Policy Exception Request

In the policy exception request review process, our team works with the requestor to evaluate the risks that may arise because of the exception. Our office is particularly concerned with protecting personally identifiable information (PII), protected health information (PHI), and our community’s shared information resources. We assess each exception request in light of these concerns, allowing us to meet the unique needs of our community members while also maintaining the confidentiality, integrity, and availability of our information and resources.

Please Note

  • Please include as much detail as possible in your responses to form questions. See our Questions for Tickets page for additional guidance.
  • If you need assistance, please contact the Office of Information Security at infosec@wustl.edu.

Guidance

Creating a New Form

  1. From the Forms page on the OIS website, click “Policy Exception Request.”
  2. Enter your WUSTL email address in the OneTrust login page. If you aren’t already logged in with DUO, you will be prompted to complete our WashU 2FA process.
  3. From the Self-Service Assessment main page, click “Launch” on the Policy Exception Request button.

4. Enter a name for your Assessment. Please use the following format “PE-your last name.” In the “Respondent” line, please select “Assign to Me.”

5. Click “Launch” at the bottom of the page.

Form Questions

To submit a complete policy exception request, please answer all the required questions in the categories “Requestor Information,” “Device Information,” and “Policy.” Please provide as much information as possible.

A preview of these question is below. An asterisk indicates the question is required.

* 1.1     Please choose “Policy Exception” from the list below.  Search or click and scroll to “Policy Exception.”

* 1.2     Choose the date of submission.  

   1.3     Enter the requestor name.  

* 1.4     Enter the requestor’s department/school.  

* 1.5     Enter the requestor’s email address.  

* 1.6     Enter the requestor’s phone number.  

* 1.7     Enter the requestor’s business manager/department manager.

Click the “Forward Arrow” at the bottom of the page to continue the form.

* 2.1     Enter the device name.

* 2.2     Enter the device asset number.

* 2.3     Please describe whether the device is used for any affiliated hospital system (BJC) project. For example, is the device connected to BJC equipment, does it store BJC data, or is it access by any BJC employees? Please type your response in the textbox and provide as much detail as possible.

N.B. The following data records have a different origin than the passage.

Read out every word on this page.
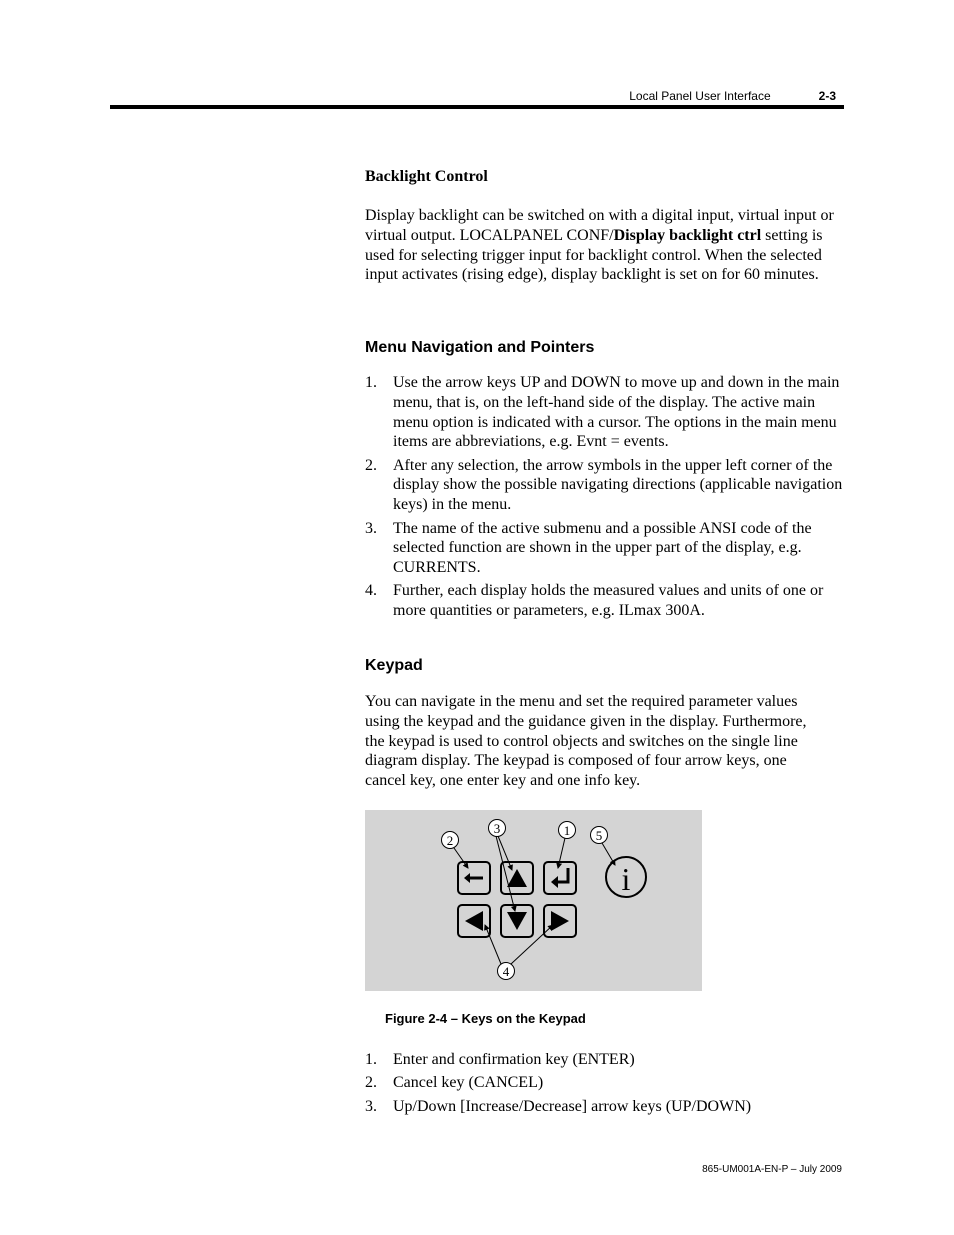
Local Panel User Interface	2-3
Backlight Control

Display backlight can be switched on with a digital input, virtual input or virtual output. LOCALPANEL CONF/Display backlight ctrl setting is used for selecting trigger input for backlight control. When the selected input activates (rising edge), display backlight is set on for 60 minutes.

Menu Navigation and Pointers
1. Use the arrow keys UP and DOWN to move up and down in the main menu, that is, on the left-hand side of the display. The active main menu option is indicated with a cursor. The options in the main menu items are abbreviations, e.g. Evnt = events.
2. After any selection, the arrow symbols in the upper left corner of the display show the possible navigating directions (applicable navigation keys) in the menu.
3. The name of the active submenu and a possible ANSI code of the selected function are shown in the upper part of the display, e.g. CURRENTS.
4. Further, each display holds the measured values and units of one or more quantities or parameters, e.g. ILmax 300A.
Keypad
You can navigate in the menu and set the required parameter values using the keypad and the guidance given in the display. Furthermore, the keypad is used to control objects and switches on the single line diagram display. The keypad is composed of four arrow keys, one cancel key, one enter key and one info key.
i
2
3	1 5
4
Figure 2-4 – Keys on the Keypad
1. Enter and confirmation key (ENTER)
2. Cancel key (CANCEL)
3. Up/Down [Increase/Decrease] arrow keys (UP/DOWN)
865-UM001A-EN-P – July 2009
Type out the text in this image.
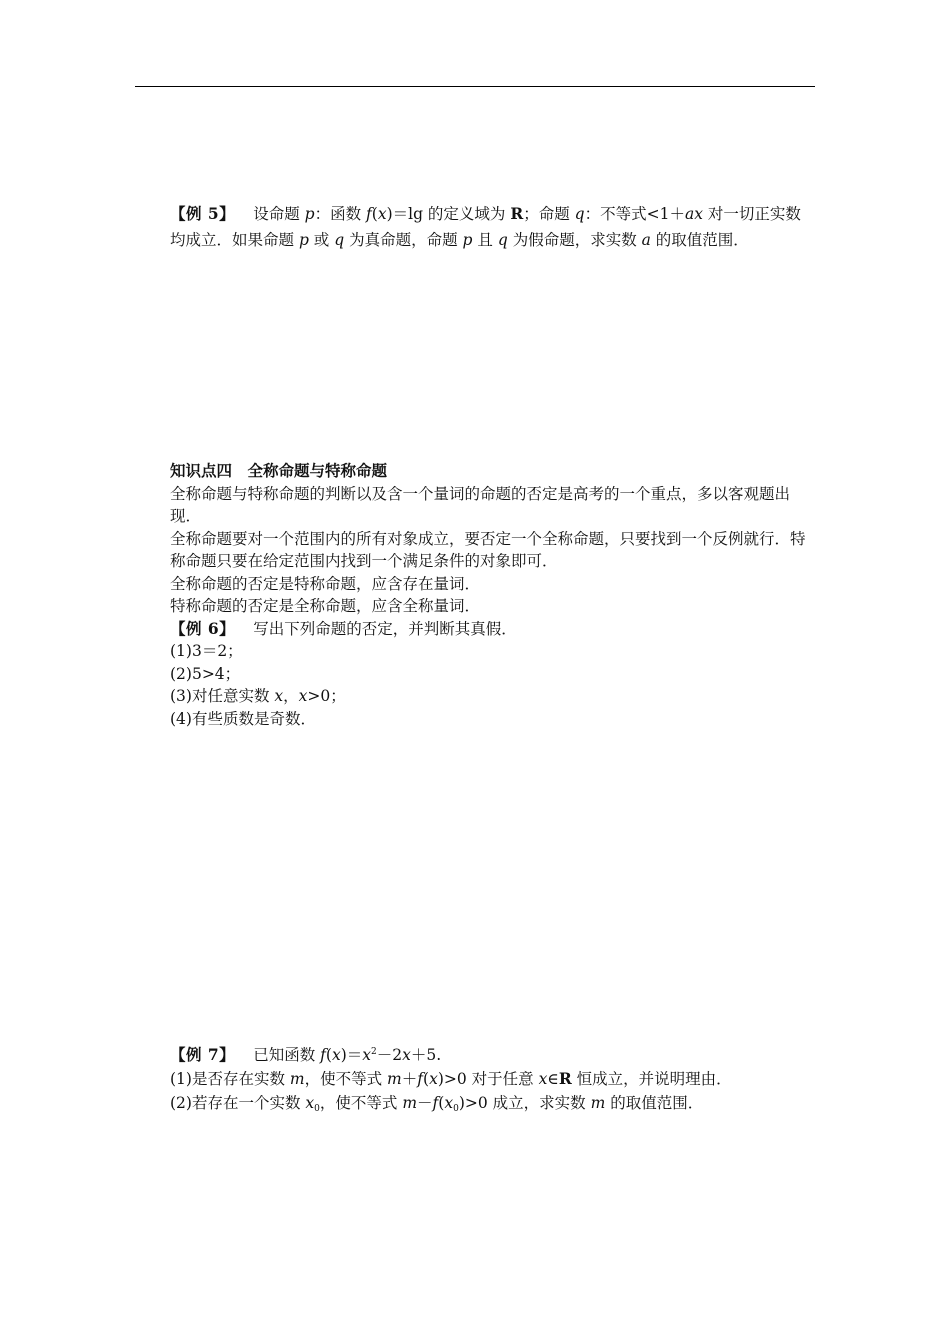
【例 5】 设命题 p：函数 f(x)＝lg 的定义域为 R；命题 q：不等式<1＋ax 对一切正实数
均成立．如果命题 p 或 q 为真命题，命题 p 且 q 为假命题，求实数 a 的取值范围．
知识点四　全称命题与特称命题
全称命题与特称命题的判断以及含一个量词的命题的否定是高考的一个重点，多以客观题出现．
全称命题要对一个范围内的所有对象成立，要否定一个全称命题，只要找到一个反例就行．特称命题只要在给定范围内找到一个满足条件的对象即可．
全称命题的否定是特称命题，应含存在量词．
特称命题的否定是全称命题，应含全称量词．
【例 6】 写出下列命题的否定，并判断其真假．
(1)3＝2；
(2)5>4；
(3)对任意实数 x，x>0；
(4)有些质数是奇数．
【例 7】 已知函数 $f(x)=x^2-2x+5$.
(1)是否存在实数 m，使不等式 m＋f(x)>0 对于任意 x∈R 恒成立，并说明理由．
(2)若存在一个实数 $x_0$，使不等式 $m-f(x_0)>0$ 成立，求实数 m 的取值范围．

Click the “Forward Arrow” at the bottom of the page to continue the form.

* 3.1     Please enter the name of the Information Security Policy for which you are seeking an exception. For a full list of policies, visit https://informationsecurity.wustl.edu/policies/.

* 3.2     Please select the best option describing the duration of the exception.

* 3.3     Please describe the circumstance of this exception request or the reason for non-compliance with policy and describe compensating controls you will use to ensure the continued security of the device and the information it contains. Please type your response in the textbox and provide as much detail as possible.

Click the “Forward Arrow” at the bottom of the page to continue the form.

4.1       Please provide the reason you are requesting this exception.

4.2       Please provide the ServiceNow Ticket Number.

Once you have answered all required questions, the blue “Submit” button will become available. Click it to submit your form or click “Save and Exit” to come back later.